Although the quality filtering solved at least part of the CAF1.2 problems, it is undesirable to rely only on such data, so we searched for alternative assemblies. Unfortunately, the original Arachne and Celera assemblies (Drosophila 12 Genomes Consortium 2007; Zimin et al. 2008) are no longer available (G Sutton, pers. comm.), but the assembly evaluation team of the Drosophila 12 Genomes Consortium produced in 2005 different assemblies of D. virilis (using different assemblers) based on exactly the same Sanger traces. We examined two of them, “CA” (Celera Assembler) and “AR” (Arachne), using the same procedures we did with the CAF1.2 assembly. We found that the AR assembly was similar to CAF1.2, containing a large number of small, low quality scaffolds (not shown), which are absent from the CA assembly (Supplemental Fig. S14, panels C,D). Unless otherwise noted, we used the CA assembly in our analyses to avoid the use of filtered data. It is similar to the filtered CAF1.2 assembly both in number of scaffolds (1186) and in size (165 Mbp; all reported assembly sizes exclude gaps). The main results (namely, the identification of four new Y-linked genes and 11 pseudogenes) were the same with both assemblies, and all tested candidates are represented in the CAF1.2 assembly (Supplemental Table S1).

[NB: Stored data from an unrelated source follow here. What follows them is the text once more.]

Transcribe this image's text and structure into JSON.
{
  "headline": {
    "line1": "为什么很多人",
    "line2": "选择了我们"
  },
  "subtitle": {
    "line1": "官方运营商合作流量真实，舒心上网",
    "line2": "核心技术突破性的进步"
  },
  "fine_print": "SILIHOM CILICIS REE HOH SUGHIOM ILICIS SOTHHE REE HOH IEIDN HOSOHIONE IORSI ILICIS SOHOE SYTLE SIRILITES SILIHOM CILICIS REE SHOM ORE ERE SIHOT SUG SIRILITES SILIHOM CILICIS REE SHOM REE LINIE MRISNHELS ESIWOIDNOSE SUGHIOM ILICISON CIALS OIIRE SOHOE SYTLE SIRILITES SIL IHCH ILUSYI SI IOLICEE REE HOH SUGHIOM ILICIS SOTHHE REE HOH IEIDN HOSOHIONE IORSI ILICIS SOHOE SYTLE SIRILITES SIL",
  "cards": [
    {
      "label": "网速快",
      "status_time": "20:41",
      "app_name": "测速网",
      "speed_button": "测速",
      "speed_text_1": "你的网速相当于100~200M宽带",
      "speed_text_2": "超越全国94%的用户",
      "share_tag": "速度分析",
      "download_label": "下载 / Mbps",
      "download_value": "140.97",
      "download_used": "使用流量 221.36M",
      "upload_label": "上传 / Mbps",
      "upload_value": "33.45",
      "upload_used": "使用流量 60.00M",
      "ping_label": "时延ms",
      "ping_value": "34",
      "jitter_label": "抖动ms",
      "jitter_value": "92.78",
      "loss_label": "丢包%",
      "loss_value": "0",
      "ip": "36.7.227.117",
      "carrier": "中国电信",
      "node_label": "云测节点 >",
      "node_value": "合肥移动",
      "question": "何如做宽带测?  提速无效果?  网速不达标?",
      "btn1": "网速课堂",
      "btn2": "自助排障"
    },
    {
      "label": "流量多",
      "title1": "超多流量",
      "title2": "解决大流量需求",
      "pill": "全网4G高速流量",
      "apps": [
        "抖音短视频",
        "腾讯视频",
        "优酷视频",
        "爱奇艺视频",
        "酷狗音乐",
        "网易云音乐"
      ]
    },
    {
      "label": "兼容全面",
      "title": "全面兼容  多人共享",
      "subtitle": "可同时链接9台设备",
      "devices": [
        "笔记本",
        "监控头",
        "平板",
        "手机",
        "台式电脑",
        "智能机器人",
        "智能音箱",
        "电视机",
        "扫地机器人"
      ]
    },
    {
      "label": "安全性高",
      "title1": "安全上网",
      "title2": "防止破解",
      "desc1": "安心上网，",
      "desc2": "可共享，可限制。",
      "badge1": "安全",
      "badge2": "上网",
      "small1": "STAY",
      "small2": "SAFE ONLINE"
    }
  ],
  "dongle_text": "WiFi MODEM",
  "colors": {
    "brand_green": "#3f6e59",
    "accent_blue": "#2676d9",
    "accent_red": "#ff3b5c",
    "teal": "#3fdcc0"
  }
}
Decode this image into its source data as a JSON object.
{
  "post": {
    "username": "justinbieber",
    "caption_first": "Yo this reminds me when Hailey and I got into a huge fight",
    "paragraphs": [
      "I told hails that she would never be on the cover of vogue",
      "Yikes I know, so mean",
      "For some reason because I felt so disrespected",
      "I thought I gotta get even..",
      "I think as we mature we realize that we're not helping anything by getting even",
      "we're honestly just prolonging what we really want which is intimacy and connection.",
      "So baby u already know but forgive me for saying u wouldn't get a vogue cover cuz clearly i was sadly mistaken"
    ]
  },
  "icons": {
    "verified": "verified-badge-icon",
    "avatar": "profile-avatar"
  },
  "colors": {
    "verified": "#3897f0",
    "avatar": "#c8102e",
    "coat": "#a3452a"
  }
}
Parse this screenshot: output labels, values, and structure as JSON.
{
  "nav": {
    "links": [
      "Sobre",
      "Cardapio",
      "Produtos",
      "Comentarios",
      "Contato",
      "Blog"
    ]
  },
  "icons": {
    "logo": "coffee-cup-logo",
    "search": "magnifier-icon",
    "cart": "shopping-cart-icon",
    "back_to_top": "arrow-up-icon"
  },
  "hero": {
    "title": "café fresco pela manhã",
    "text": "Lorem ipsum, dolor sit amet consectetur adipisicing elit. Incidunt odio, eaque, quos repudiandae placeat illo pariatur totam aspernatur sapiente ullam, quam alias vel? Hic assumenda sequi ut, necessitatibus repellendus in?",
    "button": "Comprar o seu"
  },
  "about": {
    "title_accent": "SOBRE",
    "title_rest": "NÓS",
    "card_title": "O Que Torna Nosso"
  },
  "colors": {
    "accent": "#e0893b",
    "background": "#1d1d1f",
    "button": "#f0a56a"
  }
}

Sequence finishing and nomenclature of the new D. virilis Y-linked genes
Due to the low coverage of the Y chromosome (Carvalho et al. 2003) and its abundance of repetitive sequences, the sequences of almost all Y-linked genes have gaps and sequencing errors, and different exons of the same gene are scattered in several scaffolds (Carvalho et al. 2000; Koerich et al. 2008). We corrected these problems by directly sequencing the products from polymerase chain reactions with reverse transcription (RT–PCR) in the four new D. virilis Y-linked genes and in the majority of their Y-linked orthologs in other species. Their finished sequences were submitted to GenBank (see Data Access).

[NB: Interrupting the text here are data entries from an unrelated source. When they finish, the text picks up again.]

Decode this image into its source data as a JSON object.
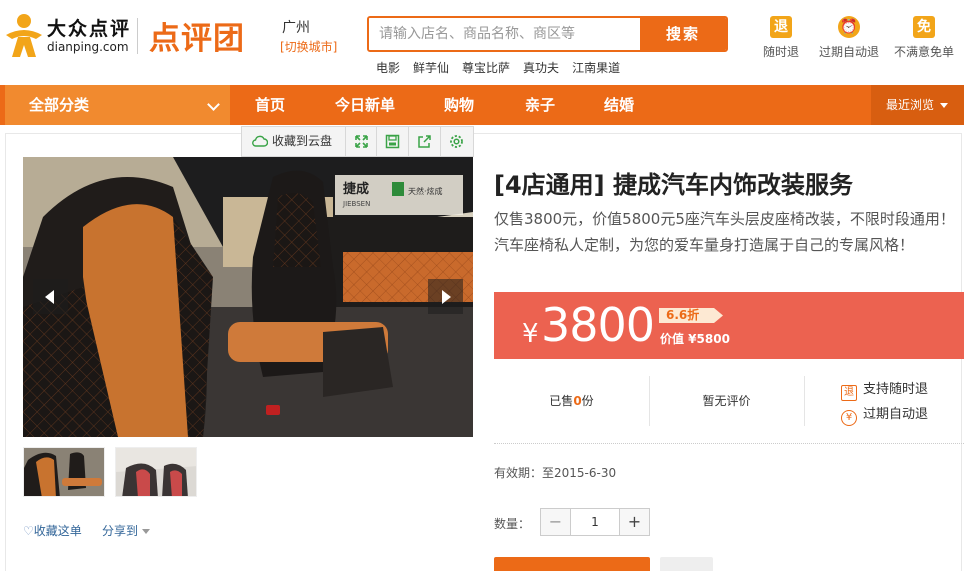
{
  "header": {
    "brand_cn": "大众点评",
    "brand_en": "dianping.com",
    "tuan_logo": "点评团",
    "city": "广州",
    "switch_city": "[切换城市]",
    "search": {
      "placeholder": "请输入店名、商品名称、商区等",
      "button_label": "搜索"
    },
    "hot_words": [
      "电影",
      "鲜芋仙",
      "尊宝比萨",
      "真功夫",
      "江南果道"
    ],
    "promises": [
      {
        "label": "随时退",
        "icon_text": "退",
        "icon": "refund-anytime-icon"
      },
      {
        "label": "过期自动退",
        "icon_text": "⏰",
        "icon": "alarm-clock-icon"
      },
      {
        "label": "不满意免单",
        "icon_text": "免",
        "icon": "free-order-icon"
      }
    ]
  },
  "nav": {
    "all_categories": "全部分类",
    "items": [
      "首页",
      "今日新单",
      "购物",
      "亲子",
      "结婚"
    ],
    "recent": "最近浏览"
  },
  "toolbar": {
    "save_to_cloud": "收藏到云盘",
    "icons": [
      "fullscreen-icon",
      "save-icon",
      "export-icon",
      "settings-icon"
    ]
  },
  "gallery": {
    "favorite": "收藏这单",
    "share": "分享到"
  },
  "deal": {
    "title": "[4店通用] 捷成汽车内饰改装服务",
    "description": "仅售3800元，价值5800元5座汽车头层皮座椅改装，不限时段通用！汽车座椅私人定制，为您的爱车量身打造属于自己的专属风格！",
    "currency": "¥",
    "price": "3800",
    "discount": "6.6折",
    "original_price": "价值 ¥5800",
    "sold_prefix": "已售",
    "sold_count": "0",
    "sold_suffix": "份",
    "rating": "暂无评价",
    "guarantees": [
      {
        "icon_text": "退",
        "label": "支持随时退"
      },
      {
        "icon_text": "¥",
        "label": "过期自动退"
      }
    ],
    "validity": "有效期：至2015-6-30",
    "quantity_label": "数量：",
    "quantity": "1",
    "minus": "−",
    "plus": "+"
  },
  "photo": {
    "brand_text": "捷成",
    "brand_en": "JIEBSEN",
    "sub_text": "天然·炫成"
  },
  "colors": {
    "accent": "#ec6a17",
    "price_bg": "#ec6250",
    "nav_bg": "#ec6a17"
  }
}
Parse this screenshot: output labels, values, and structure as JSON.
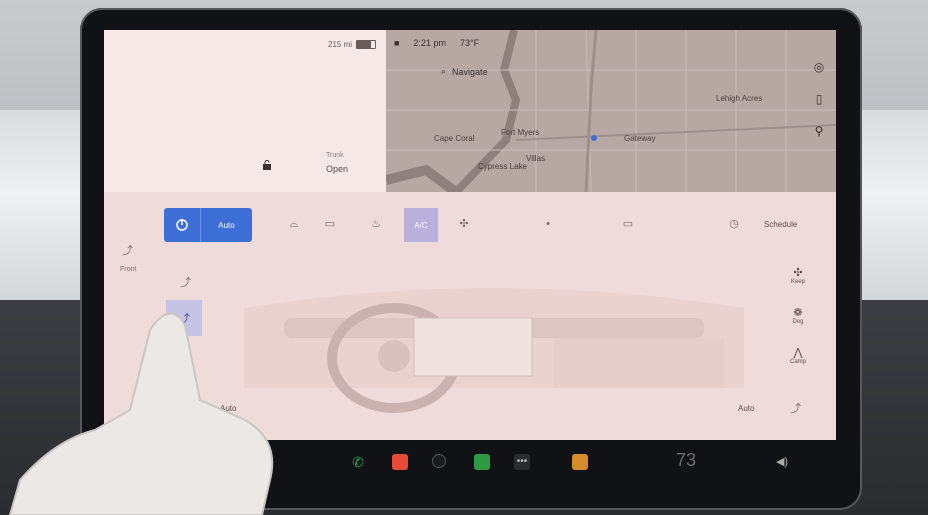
{
  "status": {
    "range": "215 mi",
    "time": "2:21 pm",
    "temperature": "73°F",
    "battery_fraction": 0.8
  },
  "trunk": {
    "label": "Trunk",
    "value": "Open"
  },
  "map": {
    "search_placeholder": "Navigate",
    "labels": [
      "Cape Coral",
      "Fort Myers",
      "Lehigh Acres",
      "Gateway",
      "Villas",
      "Cypress Lake"
    ]
  },
  "climate": {
    "auto_label": "Auto",
    "ac_label": "A/C",
    "schedule_label": "Schedule",
    "front_label": "Front",
    "left_auto": "Auto",
    "right_auto": "Auto",
    "modes": [
      "Keep",
      "Dog",
      "Camp"
    ]
  },
  "taskbar": {
    "left_temp": "69",
    "right_temp": "73"
  },
  "colors": {
    "accent": "#3d6fd6",
    "ac_active": "#b9b0dc",
    "screen_tint": "#f3e4e2"
  },
  "icons": [
    "power-icon",
    "defrost-front-icon",
    "defrost-rear-icon",
    "seat-heater-icon",
    "fan-icon",
    "clock-icon",
    "phone-icon",
    "volume-icon",
    "lock-icon",
    "search-icon"
  ]
}
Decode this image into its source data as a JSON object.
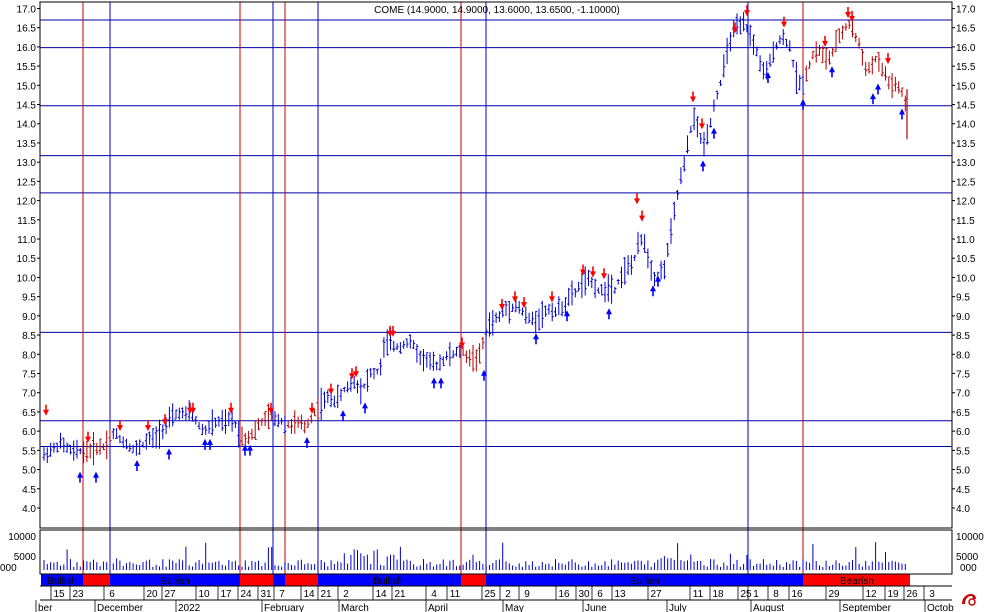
{
  "chart_data": {
    "type": "bar",
    "subtype": "ohlc",
    "title": "COME (14.9000, 14.9000, 13.6000, 13.6500, -1.10000)",
    "symbol": "COME",
    "last_bar": {
      "open": 14.9,
      "high": 14.9,
      "low": 13.6,
      "close": 13.65,
      "change": -1.1
    },
    "ylim": [
      3.5,
      17.1
    ],
    "y_ticks": [
      "4.0",
      "4.5",
      "5.0",
      "5.5",
      "6.0",
      "6.5",
      "7.0",
      "7.5",
      "8.0",
      "8.5",
      "9.0",
      "9.5",
      "10.0",
      "10.5",
      "11.0",
      "11.5",
      "12.0",
      "12.5",
      "13.0",
      "13.5",
      "14.0",
      "14.5",
      "15.0",
      "15.5",
      "16.0",
      "16.5",
      "17.0"
    ],
    "volume_ticks": [
      "5000",
      "10000"
    ],
    "volume_axis_stub_left": "000",
    "volume_axis_stub_right": "000",
    "horizontal_lines": [
      16.7,
      15.98,
      14.47,
      13.17,
      12.2,
      8.57,
      6.27,
      5.6
    ],
    "x_day_labels": [
      "15",
      "23",
      "6",
      "20",
      "27",
      "10",
      "17",
      "24",
      "31",
      "7",
      "14",
      "21",
      "2",
      "14",
      "21",
      "4",
      "11",
      "25",
      "2",
      "9",
      "16",
      "30",
      "6",
      "13",
      "27",
      "11",
      "18",
      "25",
      "1",
      "8",
      "16",
      "29",
      "12",
      "19",
      "26",
      "3"
    ],
    "x_month_labels": [
      "ber",
      "December",
      "2022",
      "February",
      "March",
      "April",
      "May",
      "June",
      "July",
      "August",
      "September",
      "Octob"
    ],
    "band_labels": [
      "Bullish",
      "Bullish",
      "Bullish",
      "Bullish",
      "Bearish"
    ],
    "band_colors": {
      "bullish": "#0000ff",
      "bearish": "#ff0000"
    },
    "series_color_bull": "#0000cc",
    "series_color_bear": "#b00000",
    "key": [
      [
        5,
        6.3
      ],
      [
        10,
        5.9
      ],
      [
        15,
        5.8
      ],
      [
        20,
        5.6
      ],
      [
        25,
        5.5
      ],
      [
        30,
        5.3
      ],
      [
        35,
        5.25
      ],
      [
        40,
        5.25
      ],
      [
        45,
        5.4
      ],
      [
        50,
        5.5
      ],
      [
        55,
        5.55
      ],
      [
        60,
        5.7
      ],
      [
        65,
        5.6
      ],
      [
        70,
        5.5
      ],
      [
        75,
        5.45
      ],
      [
        80,
        5.5
      ],
      [
        85,
        5.45
      ],
      [
        90,
        5.5
      ],
      [
        95,
        5.55
      ],
      [
        100,
        5.6
      ],
      [
        105,
        5.6
      ],
      [
        110,
        5.9
      ],
      [
        115,
        5.95
      ],
      [
        120,
        5.8
      ],
      [
        125,
        5.7
      ],
      [
        130,
        5.6
      ],
      [
        135,
        5.5
      ],
      [
        140,
        5.6
      ],
      [
        145,
        5.7
      ],
      [
        150,
        5.8
      ],
      [
        155,
        5.8
      ],
      [
        160,
        6.0
      ],
      [
        165,
        6.1
      ],
      [
        170,
        6.3
      ],
      [
        175,
        6.4
      ],
      [
        180,
        6.5
      ],
      [
        185,
        6.4
      ],
      [
        190,
        6.5
      ],
      [
        195,
        6.3
      ],
      [
        200,
        6.1
      ],
      [
        205,
        6.0
      ],
      [
        210,
        6.15
      ],
      [
        215,
        6.2
      ],
      [
        220,
        6.25
      ],
      [
        225,
        6.2
      ],
      [
        230,
        6.3
      ],
      [
        235,
        6.2
      ],
      [
        240,
        5.9
      ],
      [
        245,
        5.8
      ],
      [
        250,
        5.9
      ],
      [
        255,
        6.0
      ],
      [
        260,
        6.2
      ],
      [
        265,
        6.3
      ],
      [
        270,
        6.4
      ],
      [
        275,
        6.3
      ],
      [
        280,
        6.3
      ],
      [
        285,
        6.2
      ],
      [
        290,
        6.15
      ],
      [
        295,
        6.2
      ],
      [
        300,
        6.2
      ],
      [
        305,
        6.1
      ],
      [
        310,
        6.3
      ],
      [
        315,
        6.5
      ],
      [
        320,
        6.7
      ],
      [
        325,
        6.8
      ],
      [
        330,
        6.9
      ],
      [
        335,
        6.8
      ],
      [
        340,
        6.9
      ],
      [
        345,
        7.1
      ],
      [
        350,
        7.2
      ],
      [
        355,
        7.3
      ],
      [
        360,
        7.1
      ],
      [
        365,
        7.2
      ],
      [
        370,
        7.5
      ],
      [
        375,
        7.5
      ],
      [
        380,
        7.6
      ],
      [
        385,
        8.3
      ],
      [
        390,
        8.3
      ],
      [
        395,
        8.2
      ],
      [
        400,
        8.2
      ],
      [
        405,
        8.3
      ],
      [
        410,
        8.3
      ],
      [
        415,
        8.2
      ],
      [
        420,
        7.9
      ],
      [
        425,
        7.9
      ],
      [
        430,
        7.8
      ],
      [
        435,
        7.7
      ],
      [
        440,
        7.8
      ],
      [
        445,
        7.9
      ],
      [
        450,
        8.0
      ],
      [
        455,
        8.0
      ],
      [
        460,
        8.1
      ],
      [
        465,
        8.0
      ],
      [
        470,
        7.9
      ],
      [
        475,
        7.9
      ],
      [
        480,
        7.95
      ],
      [
        485,
        8.5
      ],
      [
        490,
        8.8
      ],
      [
        495,
        8.9
      ],
      [
        500,
        9.0
      ],
      [
        505,
        9.2
      ],
      [
        510,
        9.2
      ],
      [
        515,
        9.3
      ],
      [
        520,
        9.2
      ],
      [
        525,
        9.0
      ],
      [
        530,
        8.9
      ],
      [
        535,
        8.9
      ],
      [
        540,
        9.0
      ],
      [
        545,
        9.1
      ],
      [
        550,
        9.2
      ],
      [
        555,
        9.1
      ],
      [
        560,
        9.2
      ],
      [
        565,
        9.3
      ],
      [
        570,
        9.5
      ],
      [
        575,
        9.6
      ],
      [
        580,
        9.8
      ],
      [
        585,
        9.9
      ],
      [
        590,
        9.9
      ],
      [
        595,
        9.8
      ],
      [
        600,
        9.6
      ],
      [
        605,
        9.7
      ],
      [
        610,
        9.8
      ],
      [
        615,
        9.7
      ],
      [
        620,
        10.0
      ],
      [
        625,
        10.2
      ],
      [
        630,
        10.3
      ],
      [
        635,
        10.5
      ],
      [
        640,
        11.0
      ],
      [
        645,
        10.9
      ],
      [
        650,
        10.3
      ],
      [
        655,
        10.0
      ],
      [
        660,
        10.1
      ],
      [
        665,
        10.3
      ],
      [
        670,
        11.0
      ],
      [
        675,
        11.8
      ],
      [
        680,
        12.5
      ],
      [
        685,
        13.0
      ],
      [
        690,
        13.8
      ],
      [
        695,
        14.2
      ],
      [
        700,
        13.6
      ],
      [
        705,
        13.5
      ],
      [
        710,
        14.0
      ],
      [
        715,
        14.6
      ],
      [
        720,
        15.0
      ],
      [
        725,
        15.6
      ],
      [
        730,
        16.2
      ],
      [
        735,
        16.5
      ],
      [
        740,
        16.5
      ],
      [
        745,
        16.6
      ],
      [
        750,
        16.3
      ],
      [
        755,
        16.0
      ],
      [
        760,
        15.6
      ],
      [
        765,
        15.2
      ],
      [
        770,
        15.6
      ],
      [
        775,
        16.0
      ],
      [
        780,
        16.2
      ],
      [
        785,
        16.2
      ],
      [
        790,
        16.0
      ],
      [
        795,
        15.3
      ],
      [
        800,
        15.0
      ],
      [
        805,
        15.2
      ],
      [
        810,
        15.6
      ],
      [
        815,
        15.9
      ],
      [
        820,
        15.9
      ],
      [
        825,
        15.7
      ],
      [
        830,
        15.7
      ],
      [
        835,
        16.0
      ],
      [
        840,
        16.3
      ],
      [
        845,
        16.5
      ],
      [
        850,
        16.6
      ],
      [
        855,
        16.3
      ],
      [
        860,
        16.0
      ],
      [
        865,
        15.5
      ],
      [
        870,
        15.4
      ],
      [
        875,
        15.7
      ],
      [
        880,
        15.5
      ],
      [
        885,
        15.3
      ],
      [
        890,
        15.0
      ],
      [
        895,
        15.0
      ],
      [
        900,
        14.9
      ],
      [
        905,
        14.6
      ],
      [
        907,
        13.65
      ]
    ]
  }
}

Given their fragmentary assembly, the Y-linked genes usually are incompletely annotated (or not annotated at all) during the automatic annotation step of genome projects (Carvalho et al. 2000; Koerich et al. 2008), and this also happened in D. virilis. When available, we maintained the original names even when the original annotation covers a small portion of the gene. Namely, for the four D. virilis genes, the original annotations were as follows: GJ19835 was missing >50% of the gene (at the N terminus); GJ19633 was complete; GJ11126 was missing one-third of the sequence (at the N terminus); and the D. virilis ortholog of the JYalpha was missing one-third of the sequence and split in two genes (GJ18574 and GJ18410); we used the name GJ18574 because it covers a larger region.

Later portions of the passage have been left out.